2019’s energy came from a lively 2018 election, which gave the session a burst of Blue Wave energy — much of it from young, left-leaning first-timers. Twenty out of 39 active Democrats were either in their freshman or sophomore terms, most of them taking over long-held Republican seats. (One Democrat, Brooklyn’s Simcha Felder, continued to caucus with Republicans).

But there was another good reason for hitting the ground running: tackling controversy is always easier when it’s not an election year.

That added to the urgency of trying to legalize marijuana this year. When it was all over, one of the bill’s prime sponsors vowed to continue working to build support in the off-session and pick up the bill come January.

“This isn’t the end,” said Senator Liz Krueger (D-Manhattan). “I’m going to keep trying.”

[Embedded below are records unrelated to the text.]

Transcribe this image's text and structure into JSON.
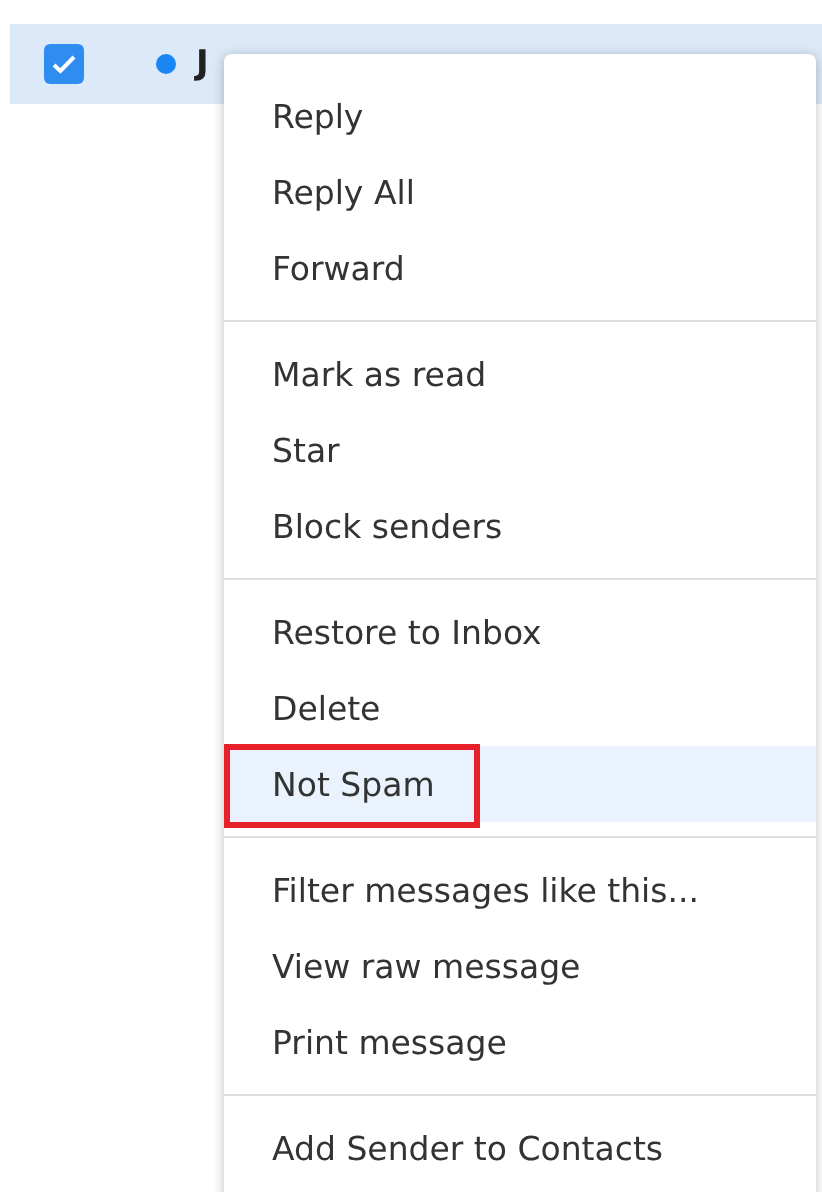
{
  "message_row": {
    "checked": true,
    "unread": true,
    "sender_fragments": [
      "J"
    ]
  },
  "context_menu": {
    "groups": [
      {
        "items": [
          {
            "label": "Reply",
            "selected": false,
            "annotated": false
          },
          {
            "label": "Reply All",
            "selected": false,
            "annotated": false
          },
          {
            "label": "Forward",
            "selected": false,
            "annotated": false
          }
        ]
      },
      {
        "items": [
          {
            "label": "Mark as read",
            "selected": false,
            "annotated": false
          },
          {
            "label": "Star",
            "selected": false,
            "annotated": false
          },
          {
            "label": "Block senders",
            "selected": false,
            "annotated": false
          }
        ]
      },
      {
        "items": [
          {
            "label": "Restore to Inbox",
            "selected": false,
            "annotated": false
          },
          {
            "label": "Delete",
            "selected": false,
            "annotated": false
          },
          {
            "label": "Not Spam",
            "selected": true,
            "annotated": true
          }
        ]
      },
      {
        "items": [
          {
            "label": "Filter messages like this...",
            "selected": false,
            "annotated": false
          },
          {
            "label": "View raw message",
            "selected": false,
            "annotated": false
          },
          {
            "label": "Print message",
            "selected": false,
            "annotated": false
          }
        ]
      },
      {
        "items": [
          {
            "label": "Add Sender to Contacts",
            "selected": false,
            "annotated": false
          }
        ]
      }
    ]
  }
}
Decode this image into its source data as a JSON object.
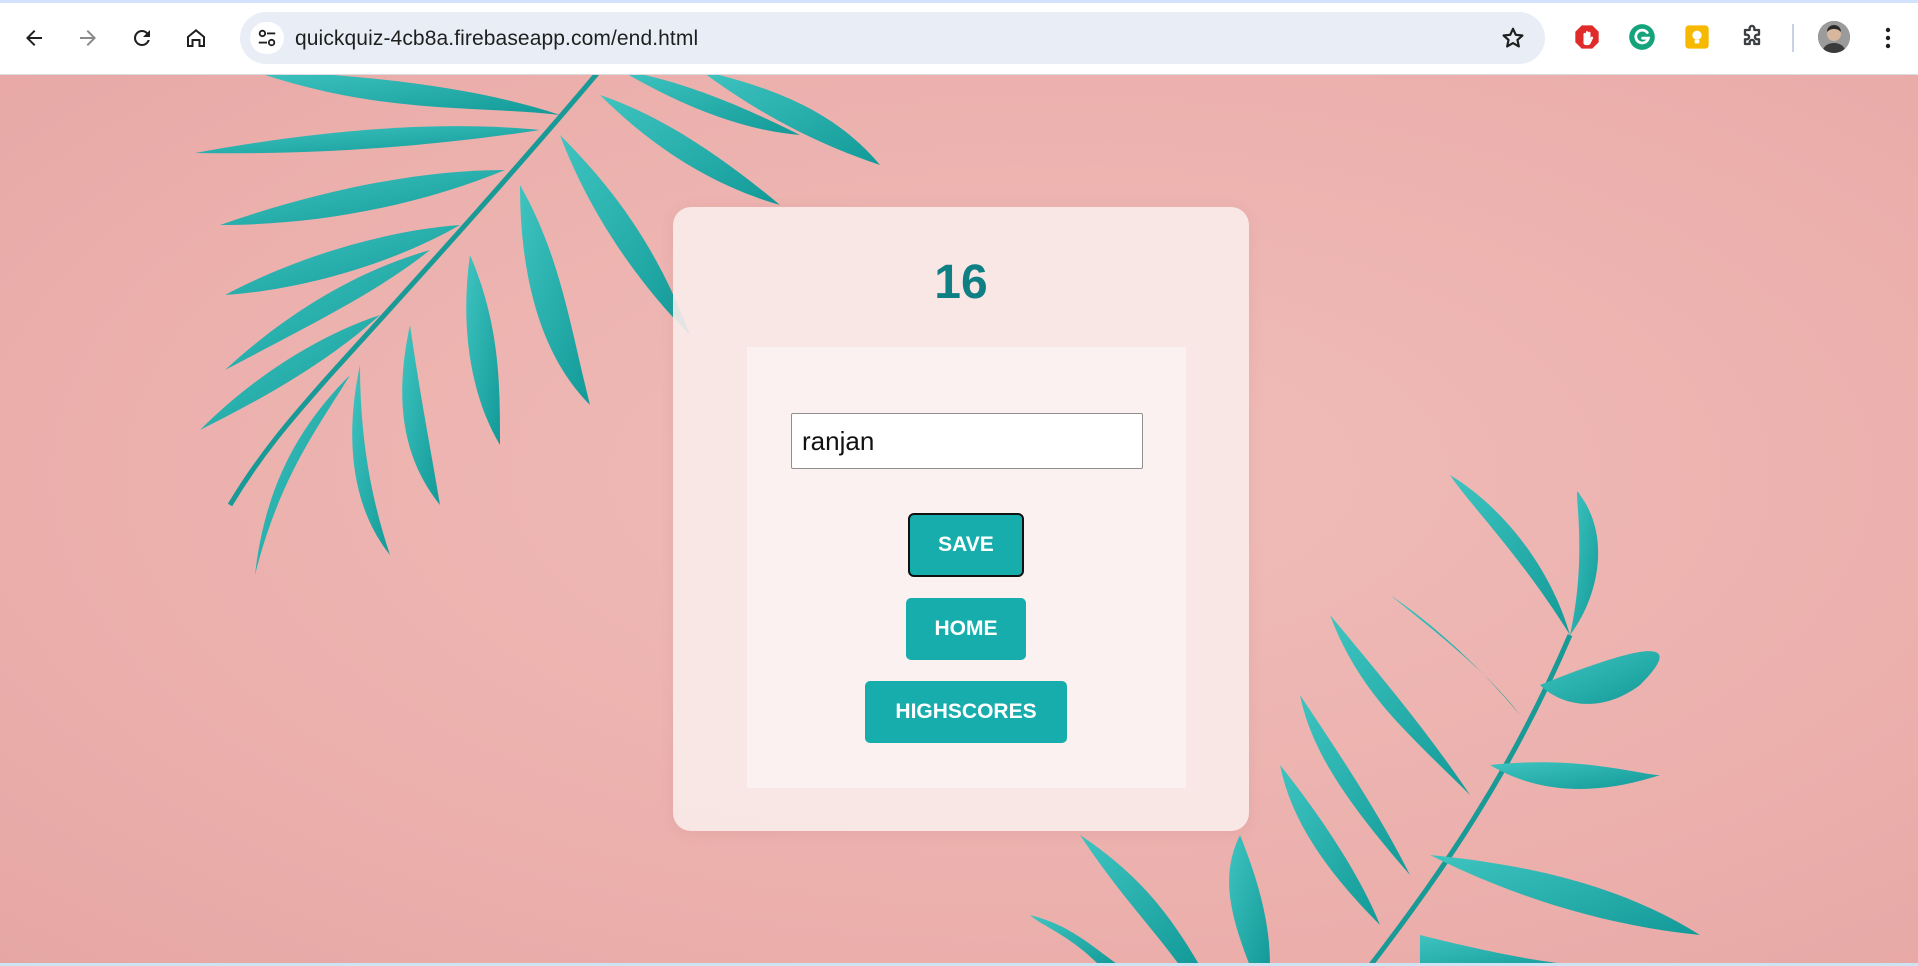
{
  "browser": {
    "url": "quickquiz-4cb8a.firebaseapp.com/end.html",
    "back_icon": "arrow-left-icon",
    "forward_icon": "arrow-right-icon",
    "reload_icon": "reload-icon",
    "home_icon": "home-icon",
    "site_info_icon": "tune-icon",
    "bookmark_icon": "star-icon",
    "extensions": [
      {
        "name": "adblock",
        "color": "#e02b2b"
      },
      {
        "name": "grammarly",
        "color": "#15a37c"
      },
      {
        "name": "keep",
        "color": "#f6b900"
      },
      {
        "name": "extensions-puzzle",
        "color": "#3c4043"
      }
    ],
    "menu_icon": "more-vertical-icon"
  },
  "page": {
    "score": "16",
    "username": {
      "value": "ranjan",
      "placeholder": ""
    },
    "buttons": {
      "save": "SAVE",
      "home": "HOME",
      "highscores": "HIGHSCORES"
    },
    "colors": {
      "accent": "#17adac",
      "score": "#0e7f83",
      "background": "#efb5b1"
    }
  }
}
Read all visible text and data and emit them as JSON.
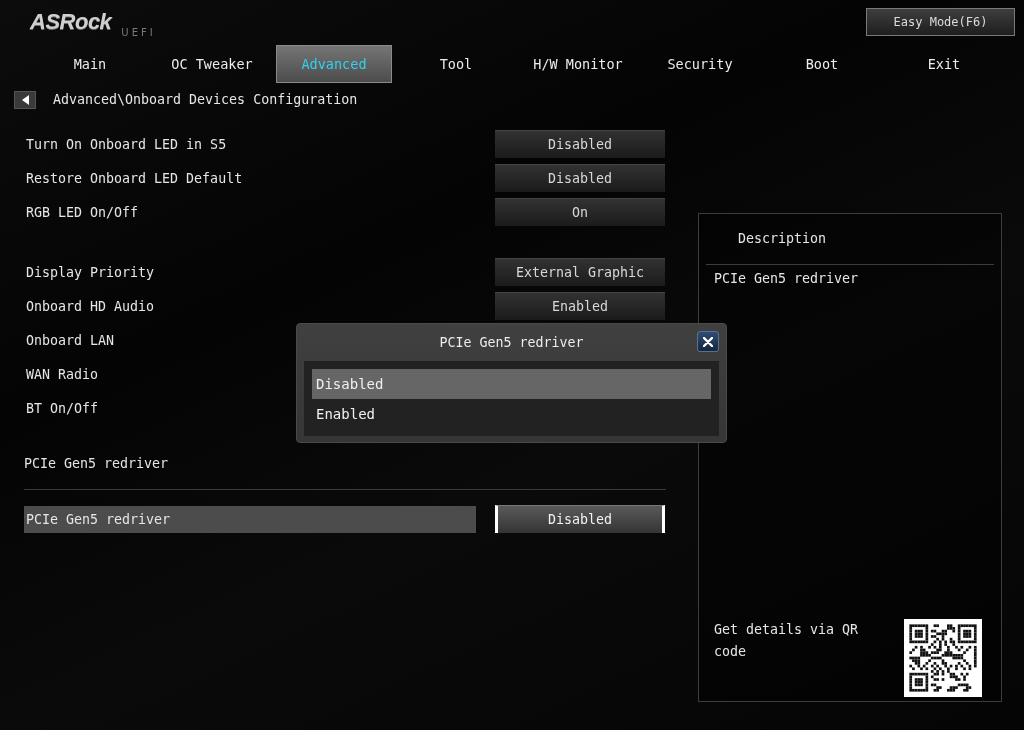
{
  "header": {
    "logo": "ASRock",
    "logo_suffix": "UEFI",
    "mode_button": "Easy Mode(F6)"
  },
  "tabs": [
    {
      "label": "Main",
      "selected": false
    },
    {
      "label": "OC Tweaker",
      "selected": false
    },
    {
      "label": "Advanced",
      "selected": true
    },
    {
      "label": "Tool",
      "selected": false
    },
    {
      "label": "H/W Monitor",
      "selected": false
    },
    {
      "label": "Security",
      "selected": false
    },
    {
      "label": "Boot",
      "selected": false
    },
    {
      "label": "Exit",
      "selected": false
    }
  ],
  "breadcrumb": "Advanced\\Onboard Devices Configuration",
  "groups": [
    {
      "items": [
        {
          "label": "Turn On Onboard LED in S5",
          "value": "Disabled",
          "selected": false
        },
        {
          "label": "Restore Onboard LED Default",
          "value": "Disabled",
          "selected": false
        },
        {
          "label": "RGB LED On/Off",
          "value": "On",
          "selected": false
        }
      ]
    },
    {
      "items": [
        {
          "label": "Display Priority",
          "value": "External Graphic",
          "selected": false
        },
        {
          "label": "Onboard HD Audio",
          "value": "Enabled",
          "selected": false
        },
        {
          "label": "Onboard LAN",
          "selected": false
        },
        {
          "label": "WAN Radio",
          "selected": false
        },
        {
          "label": "BT On/Off",
          "selected": false
        }
      ]
    },
    {
      "title": "PCIe Gen5 redriver",
      "items": [
        {
          "label": "PCIe Gen5 redriver",
          "value": "Disabled",
          "selected": true
        }
      ]
    }
  ],
  "description": {
    "title": "Description",
    "text": "PCIe Gen5 redriver",
    "qr_caption": "Get details via QR code"
  },
  "popup": {
    "title": "PCIe Gen5 redriver",
    "options": [
      {
        "label": "Disabled",
        "selected": true
      },
      {
        "label": "Enabled",
        "selected": false
      }
    ]
  }
}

Cuomo has declared marijuana one of his top pieces of unfinished business. Its failure this year combined with the challenges some incumbents could face at the polls next year will doubtless give him further ammunition to try to pass it his way: through the budget, when legislators vote up or down on the massive package for the state’s entire operation, without having to be held responsible for individual pieces.

“It might look like an all-Democratic state, but it’s really shades of blue, with more progressive, more conservative and more moderate areas,” Cuomo said Monday on WAMC. “Some legislators in New York City are concerned about a primary challenge from the left, but in other areas they have a dual tension: they’re afraid of getting hit from the left [in a primary] and getting hit from the right [in the general election].”

Cuomo has been sounding that warning since the very beginning of session, but activists on the left wing of the party think he’s fear-mongering.

“I think the threat of losing seats next year is overblown—it’s a dodge, not based on any kind of science or reality,” said Mia Pearlman, co-founder and co-leader of the grass-roots group True Blue New York. “You will be looking at historical turnout in 2020. There’s nothing like a presidential election race—and this one will be against the most reviled president in modern history. Every Democrat in the state will be voting.”